An anode upgrade means Melbourne is now home to the most powerful X-ray machine ever developed.

A team at the University of Melbourne’s School of Physics built a new rotating anode source to push their X-ray machine to a new level of definition – it can now detect the basic energies emanating from atoms.

“This super X-ray machine gives us the capability of mapping the energies of the atom previously inaccessible and unseen by other apparatus,” said team leader Professor Christopher Chantler.

The next-generation device is of great interest to chemical, biological and physical scientists. It will enhance investigations and resulting knowledge of chemical environments (including those within the body), the interaction of light with matter, and studies of complex mineral formations in the earth’s crust.
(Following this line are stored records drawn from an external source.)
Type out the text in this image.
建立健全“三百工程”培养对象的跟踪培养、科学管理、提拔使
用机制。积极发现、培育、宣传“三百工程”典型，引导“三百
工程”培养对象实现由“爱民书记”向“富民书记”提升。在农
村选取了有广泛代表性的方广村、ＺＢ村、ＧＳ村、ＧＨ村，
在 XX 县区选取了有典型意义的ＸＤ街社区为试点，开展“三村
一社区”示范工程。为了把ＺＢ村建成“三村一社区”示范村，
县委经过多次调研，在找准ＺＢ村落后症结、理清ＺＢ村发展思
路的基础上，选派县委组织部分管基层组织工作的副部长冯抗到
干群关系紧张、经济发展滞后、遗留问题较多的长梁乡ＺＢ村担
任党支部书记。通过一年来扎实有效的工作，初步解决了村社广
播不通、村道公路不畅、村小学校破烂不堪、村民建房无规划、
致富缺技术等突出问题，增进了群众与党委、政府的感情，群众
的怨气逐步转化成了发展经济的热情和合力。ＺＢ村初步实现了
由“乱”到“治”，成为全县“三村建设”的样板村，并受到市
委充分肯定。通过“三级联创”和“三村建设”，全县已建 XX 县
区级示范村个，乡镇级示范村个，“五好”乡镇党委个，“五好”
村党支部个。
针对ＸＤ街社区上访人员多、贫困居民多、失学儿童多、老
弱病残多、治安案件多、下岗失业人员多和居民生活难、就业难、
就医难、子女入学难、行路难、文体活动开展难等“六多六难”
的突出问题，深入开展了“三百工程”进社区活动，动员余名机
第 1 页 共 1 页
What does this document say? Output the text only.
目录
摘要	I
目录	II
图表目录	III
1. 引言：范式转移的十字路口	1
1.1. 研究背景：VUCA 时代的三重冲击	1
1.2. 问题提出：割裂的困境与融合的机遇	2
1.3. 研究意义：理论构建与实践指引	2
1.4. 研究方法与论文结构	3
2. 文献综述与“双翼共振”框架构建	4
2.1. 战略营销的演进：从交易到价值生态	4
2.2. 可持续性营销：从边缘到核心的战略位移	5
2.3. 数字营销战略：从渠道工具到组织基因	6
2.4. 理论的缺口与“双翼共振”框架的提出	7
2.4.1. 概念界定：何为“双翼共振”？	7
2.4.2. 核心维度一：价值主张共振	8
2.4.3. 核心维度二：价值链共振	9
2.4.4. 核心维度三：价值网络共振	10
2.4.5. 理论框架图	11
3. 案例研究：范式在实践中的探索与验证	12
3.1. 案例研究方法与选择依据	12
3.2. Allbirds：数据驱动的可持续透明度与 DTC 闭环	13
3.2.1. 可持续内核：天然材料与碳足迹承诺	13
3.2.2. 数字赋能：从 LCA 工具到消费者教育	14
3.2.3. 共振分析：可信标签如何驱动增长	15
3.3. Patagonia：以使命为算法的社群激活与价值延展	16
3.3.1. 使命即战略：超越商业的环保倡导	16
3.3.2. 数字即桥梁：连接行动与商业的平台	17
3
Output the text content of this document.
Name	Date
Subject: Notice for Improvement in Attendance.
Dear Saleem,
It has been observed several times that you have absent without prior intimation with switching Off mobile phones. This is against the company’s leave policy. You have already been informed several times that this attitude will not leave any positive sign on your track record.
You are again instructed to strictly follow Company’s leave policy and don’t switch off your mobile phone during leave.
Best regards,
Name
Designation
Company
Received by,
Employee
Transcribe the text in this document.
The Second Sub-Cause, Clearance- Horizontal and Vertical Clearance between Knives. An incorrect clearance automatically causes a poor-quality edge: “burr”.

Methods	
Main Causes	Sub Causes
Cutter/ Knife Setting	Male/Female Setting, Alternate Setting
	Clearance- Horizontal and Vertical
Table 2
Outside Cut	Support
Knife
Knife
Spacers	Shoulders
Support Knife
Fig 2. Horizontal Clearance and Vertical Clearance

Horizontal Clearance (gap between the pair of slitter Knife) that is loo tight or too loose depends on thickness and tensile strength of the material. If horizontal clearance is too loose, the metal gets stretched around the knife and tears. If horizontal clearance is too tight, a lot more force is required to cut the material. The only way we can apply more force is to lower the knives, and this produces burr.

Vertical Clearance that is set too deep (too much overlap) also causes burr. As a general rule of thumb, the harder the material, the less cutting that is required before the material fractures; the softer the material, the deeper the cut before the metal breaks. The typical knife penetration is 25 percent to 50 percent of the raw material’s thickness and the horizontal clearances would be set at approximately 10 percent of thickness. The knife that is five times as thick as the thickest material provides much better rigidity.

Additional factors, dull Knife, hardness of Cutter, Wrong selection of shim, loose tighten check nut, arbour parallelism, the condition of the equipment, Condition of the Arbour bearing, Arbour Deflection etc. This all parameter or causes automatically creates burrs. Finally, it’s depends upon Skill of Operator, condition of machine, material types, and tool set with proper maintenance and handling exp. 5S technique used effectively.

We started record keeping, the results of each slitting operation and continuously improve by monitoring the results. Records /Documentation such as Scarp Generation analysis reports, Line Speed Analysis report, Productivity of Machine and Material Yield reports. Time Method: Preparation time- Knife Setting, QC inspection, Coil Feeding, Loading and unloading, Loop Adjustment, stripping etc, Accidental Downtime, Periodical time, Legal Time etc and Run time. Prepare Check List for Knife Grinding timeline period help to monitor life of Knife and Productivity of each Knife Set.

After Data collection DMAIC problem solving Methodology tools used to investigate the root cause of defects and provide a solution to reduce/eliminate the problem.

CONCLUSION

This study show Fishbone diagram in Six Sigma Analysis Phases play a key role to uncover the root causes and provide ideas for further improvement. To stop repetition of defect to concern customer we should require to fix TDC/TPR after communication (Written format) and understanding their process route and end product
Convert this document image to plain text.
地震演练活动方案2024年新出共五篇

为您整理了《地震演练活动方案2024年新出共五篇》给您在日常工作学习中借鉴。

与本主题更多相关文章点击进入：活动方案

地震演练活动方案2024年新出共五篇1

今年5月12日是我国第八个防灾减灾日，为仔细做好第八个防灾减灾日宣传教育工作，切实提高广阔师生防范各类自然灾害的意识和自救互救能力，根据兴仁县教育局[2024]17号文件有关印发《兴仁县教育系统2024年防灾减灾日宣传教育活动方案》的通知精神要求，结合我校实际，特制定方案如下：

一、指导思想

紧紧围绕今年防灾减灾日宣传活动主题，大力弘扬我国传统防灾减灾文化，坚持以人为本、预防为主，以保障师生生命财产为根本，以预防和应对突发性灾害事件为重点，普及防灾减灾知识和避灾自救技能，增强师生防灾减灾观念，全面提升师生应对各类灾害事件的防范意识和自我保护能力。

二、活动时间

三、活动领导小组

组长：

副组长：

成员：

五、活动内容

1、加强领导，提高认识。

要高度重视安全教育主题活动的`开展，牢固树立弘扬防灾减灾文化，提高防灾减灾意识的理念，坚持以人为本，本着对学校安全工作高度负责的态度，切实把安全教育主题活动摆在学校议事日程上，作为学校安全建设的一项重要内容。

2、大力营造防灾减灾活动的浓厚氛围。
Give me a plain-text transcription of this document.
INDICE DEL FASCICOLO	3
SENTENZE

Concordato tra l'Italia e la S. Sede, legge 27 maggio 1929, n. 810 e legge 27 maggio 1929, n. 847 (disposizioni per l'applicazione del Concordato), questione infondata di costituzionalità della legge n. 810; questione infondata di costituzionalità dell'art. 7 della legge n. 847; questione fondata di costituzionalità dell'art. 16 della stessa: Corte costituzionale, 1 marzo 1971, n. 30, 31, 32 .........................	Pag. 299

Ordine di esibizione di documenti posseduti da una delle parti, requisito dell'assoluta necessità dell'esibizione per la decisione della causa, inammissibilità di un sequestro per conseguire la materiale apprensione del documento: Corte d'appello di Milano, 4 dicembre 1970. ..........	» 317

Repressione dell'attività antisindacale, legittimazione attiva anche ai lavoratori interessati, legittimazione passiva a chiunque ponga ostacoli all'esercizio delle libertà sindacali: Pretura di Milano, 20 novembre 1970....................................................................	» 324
The team have successfully tested their new super X-rays on copper atoms. The results demonstrated unprecedented levels of accuracy at the atomic level. It has already shed new light on theoretical calculations and electron scattering models.

The copper atom data has been published in the Journal of Physics B.

“This copper atom data also means we have provided new insights into calibrating less powerful X-ray machines with much higher accuracy,” Professor Chantler said

Dr Bryn Sobott, Chantler’s colleague at the University’s X-ray lab said: “The real value of the rotating anode is that it opens up new scientific experimentation. This is particularly the case for high statistics, high precision measurements required by our group as we strive to probe the nature of matter.”

“We are thrilled that the super X-ray has industrial representatives from scientific instruments makers and imaging companies interested about future opportunities for commercial development,” said Professor Chantler.